Das Mentalisierungskonzept
Wir mentalisieren, wenn wir uns bewusst werden, was in einem anderen Menschen vorgeht oder was in uns selbst vorgeht. Fonagy hat es auf die prägnante Formel gebracht: „Having Mind in Mind“. Mentalisierend interpretieren wir automatisch das Verhalten von uns und anderen. Dabei gelingt es uns von Situation zu Situation besser oder schlechter, die innere Welt einer anderen Person, d. h. ihre Motive, Emotionen, Überzeugungen etc. zu lesen. Die Fähigkeit, zu mentalisieren hängt dabei nicht nur von der jeweiligen Situation und vom Stressniveau ab, auch können es Menschen unterschiedlich gut.
Das Erkennen des mimischen Ausdrucks von Emotionen hat dabei eine wichtige Bedeutung für die Verständigung. Insbesondere in wichtigen Beziehungen vermittelt es Sicherheit, die Gefühlslage und Motive des andern einigermaßen einschätzen zu können. Da wir die innere Welt unserer Mitmenschen immer nur annäherungsweise und ungenau erfassen können, entstehen manchmal Missverständnisse. Je schlechter wir die Welt unserer Mitmenschen (und unsere eigene) erfassen können, umso häufiger entstehen Missverständnisse. Auf der Basis falscher Annahmen zu reagieren erzeugt Konfusion. Sich missverstanden zu fühlen erzeugt wiederum heftige Gefühle, die zu Rückzug, Feindseligkeiten, kontrollierendem Verhalten oder Zurückweisung führen.
Gelingendes Mentalisieren zeichnet sich durch zwei Merkmale aus: Genauigkeit und Reichtum.
Genau mentalisieren heißt, die anderen so zu sehen, wie sie sind und ebenso sich selbst so zu sehen, wie man ist. Um den anderen so zu erkennen, wie er ist, braucht es Phantasie. Wir müssen uns in den anderen hineinversetzen, uns in seine Schuhe stellen. Aber das ist eine unsichere Sache.
Zum Beispiel dann, wenn man sehr selbstkritisch ist, mag man fälschlicherweise annehmen, dass der andere es mir gegenüber auch ist. Mentalisieren ist genau, wenn die Phantasie mit der Realität verbunden bleibt.

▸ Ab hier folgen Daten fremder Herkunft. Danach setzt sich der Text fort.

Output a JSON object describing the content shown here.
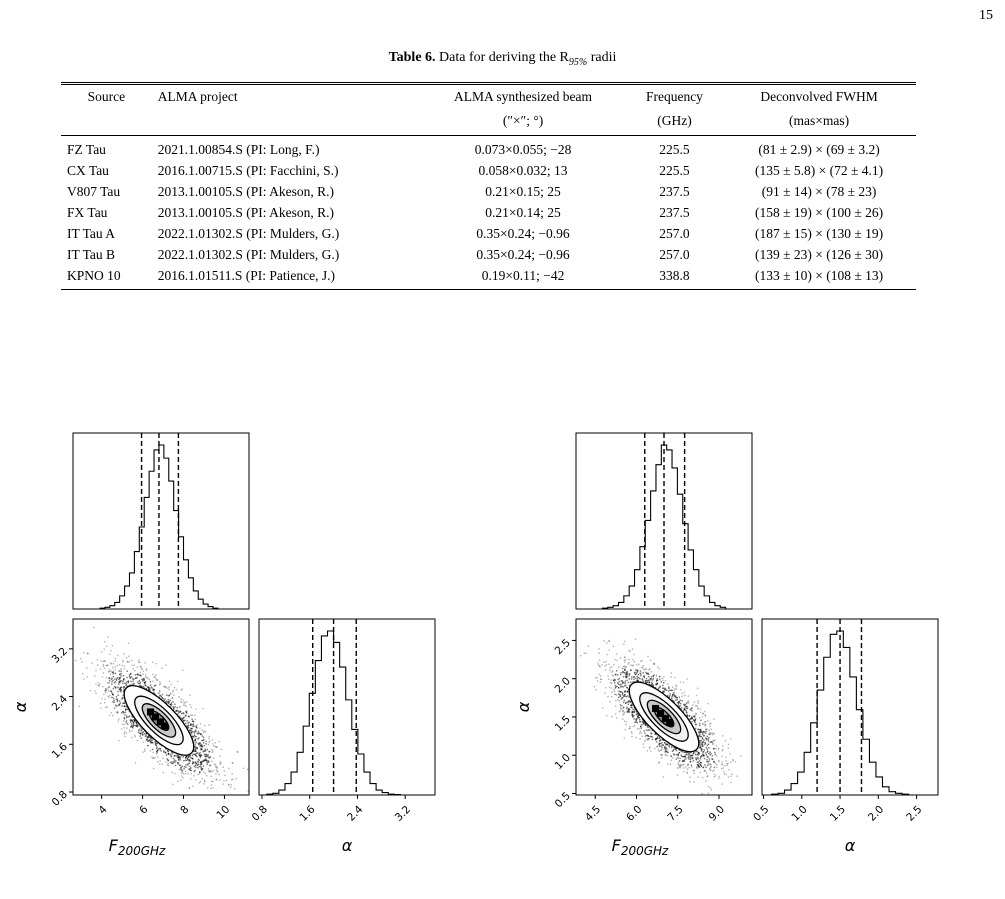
{
  "page_number": "15",
  "table": {
    "caption_label": "Table 6.",
    "caption_text": "Data for deriving the R",
    "caption_sub": "95%",
    "caption_tail": " radii",
    "headers": [
      "Source",
      "ALMA project",
      "ALMA synthesized beam",
      "Frequency",
      "Deconvolved FWHM"
    ],
    "units": [
      "",
      "",
      "(″×″; °)",
      "(GHz)",
      "(mas×mas)"
    ],
    "rows": [
      [
        "FZ Tau",
        "2021.1.00854.S (PI: Long, F.)",
        "0.073×0.055; −28",
        "225.5",
        "(81 ± 2.9) × (69 ± 3.2)"
      ],
      [
        "CX Tau",
        "2016.1.00715.S (PI: Facchini, S.)",
        "0.058×0.032; 13",
        "225.5",
        "(135 ± 5.8) × (72 ± 4.1)"
      ],
      [
        "V807 Tau",
        "2013.1.00105.S (PI: Akeson, R.)",
        "0.21×0.15; 25",
        "237.5",
        "(91 ± 14) × (78 ± 23)"
      ],
      [
        "FX Tau",
        "2013.1.00105.S (PI: Akeson, R.)",
        "0.21×0.14; 25",
        "237.5",
        "(158 ± 19) × (100 ± 26)"
      ],
      [
        "IT Tau A",
        "2022.1.01302.S (PI: Mulders, G.)",
        "0.35×0.24; −0.96",
        "257.0",
        "(187 ± 15) × (130 ± 19)"
      ],
      [
        "IT Tau B",
        "2022.1.01302.S (PI: Mulders, G.)",
        "0.35×0.24; −0.96",
        "257.0",
        "(139 ± 23) × (126 ± 30)"
      ],
      [
        "KPNO 10",
        "2016.1.01511.S (PI: Patience, J.)",
        "0.19×0.11; −42",
        "338.8",
        "(133 ± 10) × (108 ± 13)"
      ]
    ]
  },
  "corner_plots": [
    {
      "x_label_main": "F",
      "x_label_sub": "200GHz",
      "y_label": "α",
      "alpha_label": "α",
      "f_ticks": [
        "4",
        "6",
        "8",
        "10"
      ],
      "f_tick_values": [
        4,
        6,
        8,
        10
      ],
      "f_range": [
        2.6,
        11.2
      ],
      "alpha_ticks": [
        "0.8",
        "1.6",
        "2.4",
        "3.2"
      ],
      "alpha_tick_values": [
        0.8,
        1.6,
        2.4,
        3.2
      ],
      "alpha_range": [
        0.75,
        3.7
      ],
      "f_quantiles": [
        5.95,
        6.8,
        7.75
      ],
      "alpha_quantiles": [
        1.65,
        2.0,
        2.38
      ],
      "f_hist": [
        0.5,
        1,
        2,
        4,
        8,
        14,
        22,
        35,
        50,
        68,
        84,
        97,
        100,
        92,
        78,
        60,
        44,
        30,
        19,
        11,
        6,
        3,
        1.5,
        0.5
      ],
      "alpha_hist": [
        0.5,
        1,
        3,
        7,
        14,
        26,
        42,
        62,
        82,
        97,
        100,
        93,
        78,
        58,
        40,
        25,
        14,
        7,
        3,
        1.5,
        0.5,
        0.3
      ],
      "f_mean": 6.8,
      "alpha_mean": 2.0,
      "f_sigma": 0.9,
      "alpha_sigma": 0.35
    },
    {
      "x_label_main": "F",
      "x_label_sub": "200GHz",
      "y_label": "α",
      "alpha_label": "α",
      "f_ticks": [
        "4.5",
        "6.0",
        "7.5",
        "9.0"
      ],
      "f_tick_values": [
        4.5,
        6.0,
        7.5,
        9.0
      ],
      "f_range": [
        3.8,
        10.2
      ],
      "alpha_ticks": [
        "0.5",
        "1.0",
        "1.5",
        "2.0",
        "2.5"
      ],
      "alpha_tick_values": [
        0.5,
        1.0,
        1.5,
        2.0,
        2.5
      ],
      "alpha_range": [
        0.48,
        2.78
      ],
      "f_quantiles": [
        6.3,
        7.0,
        7.75
      ],
      "alpha_quantiles": [
        1.2,
        1.5,
        1.78
      ],
      "f_hist": [
        0.5,
        1,
        2,
        4,
        8,
        14,
        24,
        38,
        54,
        72,
        88,
        100,
        97,
        86,
        70,
        52,
        36,
        24,
        14,
        8,
        4,
        2,
        1
      ],
      "alpha_hist": [
        0.5,
        1,
        3,
        7,
        14,
        26,
        44,
        64,
        84,
        98,
        100,
        90,
        72,
        52,
        34,
        20,
        11,
        5,
        2,
        1,
        0.5
      ],
      "f_mean": 7.0,
      "alpha_mean": 1.5,
      "f_sigma": 0.7,
      "alpha_sigma": 0.28
    }
  ]
}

Der Reichtum des Mentalisierens bezieht sich auf die Anerkennung und Herausarbeitung verschiedener Perspektiven. Wenn eine Aussage im Ton der Gewissheit getroffen wird, wie etwa: „Dieser Patient ist narzisstisch“, ist das Mentalisieren meist am Ende.
Mentalisieren versetzt uns in die Lage, uns von impulsivem, zerstörerischem oder selbst-zerstörerischem Verhalten distanzieren zu können, zu reflektieren anstatt zu handeln, die Wut z. B. zu spüren, sie wahrzunehmen, sie zu beobachten und nicht gleich draufzuhauen. Im Sprachgebrauch des mentalisierungsbasierten Therapieansatzes heißt das den „Pausenknopf drücken“. Den Pausenknopf zu drücken ist dann hilfreich, wenn Konflikte durch heftige Affekte nicht mehr verstanden werden, nicht mehr mentalisiert werden können.
Mentalisieren ist eine kognitive und emotionale Leistung, die intersubjektiv erworben wird. Der Mensch erkennt sich nicht aus sich selbst heraus, sondern nur durch den anderen.
Literatur
Bateman A & Fonagy P (2019) Handbook of Mentalizing in Mental Health Practice 2ndEd. American Psychiatric Association Publishing Washington
Bateman, A.W.; Fonagy, P. (2015) Handbuch Mentalisieren, Gießen. Psychosozial. Erste Auflage. Wesentliche Neuerungen aber in der 2. Auflage 2019! Jedoch bisher nur in englischer Sprache (s.o.).
Brockmann J & Kirsch H (2015) Mentalisieren in der Psychotherapie. Psychotherapeutenjournal 14 13-22 (Link)
Taubner, S (2015) Konzept Mentalisieren. Eine Einführung in Forschung und Praxis. Psychosozial-Verlag: Gießen.